Additionally, it is important to remember that inter-product consistency can be just as important as intra-product consistency because there are many downstream use cases of the search features of CAS-Filemgr and other CAS components that involve cross-product comparisons.

Integers

Integers can be easily represented as comparable strings, but you must remember to pad correctly. The string "1" is greater than "01234", but "0001" is less than "01234."

Like Date-Time, appropriate numerical representation is the responsibility of the metadata extractor, though we have built some additionally support for representational transformations during the ingest process of the CAS-Filemgr.

More on Padding..

Floating Point Numbers

The most prevalent of Floating point representations is IEEE 754-2008. This is a convenient representation because, amongst other reasons, it is the representation that Java uses so if you use Java to develop an extractor, you can use the floatToIntBits(float value) method of the Float class. Remember that, like Integers, you will need padding.

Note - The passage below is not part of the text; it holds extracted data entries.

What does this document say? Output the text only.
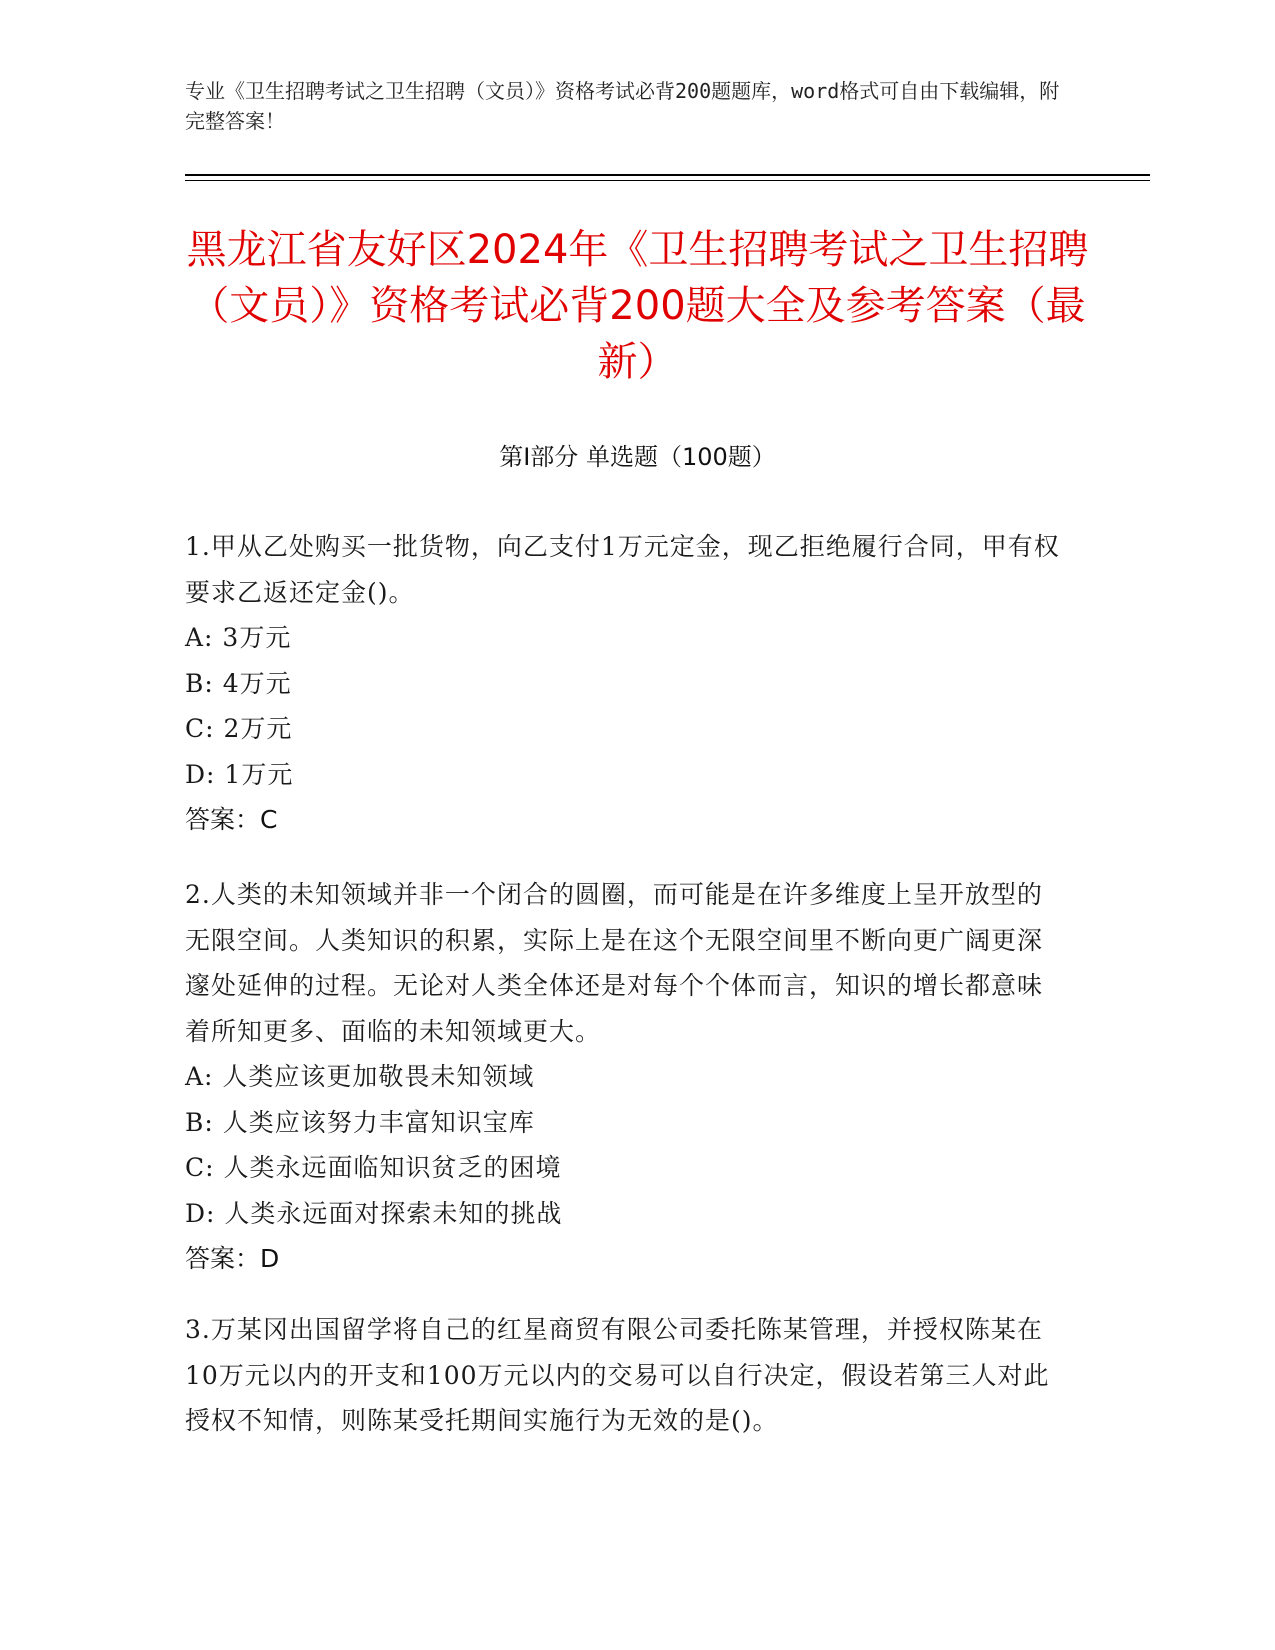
专业《卫生招聘考试之卫生招聘（文员）》资格考试必背200题题库，word格式可自由下载编辑，附完整答案！
黑龙江省友好区2024年《卫生招聘考试之卫生招聘（文员）》资格考试必背200题大全及参考答案（最新）
第I部分 单选题（100题）
1.甲从乙处购买一批货物，向乙支付1万元定金，现乙拒绝履行合同，甲有权要求乙返还定金()。
A: 3万元
B: 4万元
C: 2万元
D: 1万元
答案：C
2.人类的未知领域并非一个闭合的圆圈，而可能是在许多维度上呈开放型的无限空间。人类知识的积累，实际上是在这个无限空间里不断向更广阔更深邃处延伸的过程。无论对人类全体还是对每个个体而言，知识的增长都意味着所知更多、面临的未知领域更大。
A: 人类应该更加敬畏未知领域
B: 人类应该努力丰富知识宝库
C: 人类永远面临知识贫乏的困境
D: 人类永远面对探索未知的挑战
答案：D
3.万某冈出国留学将自己的红星商贸有限公司委托陈某管理，并授权陈某在10万元以内的开支和100万元以内的交易可以自行决定，假设若第三人对此授权不知情，则陈某受托期间实施行为无效的是()。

Blobs, URLs, and Character Sets

Remember that text encoding is important. Depending on the catalog extension point used by the CAS-Filemgr, metadata values might not be formatting correctly for storage. For example, if a metadata object containing a blob of text is ingested into a CAS-Filemgr instance that is configured to run with a DataStore extension backed by an Oracle DBMS, then UTF8 encoding is important.

Planning Metadata for Provenance

Coming Soon...

MIME-type Detection

Coming Soon...

Conclusion

This is intended to a living document discussing advanced topics within the CAS-Metadata project, though it is not comprehensive. In our Basic Guide, we cover more topics regarding basic topics within CAS-Metadata.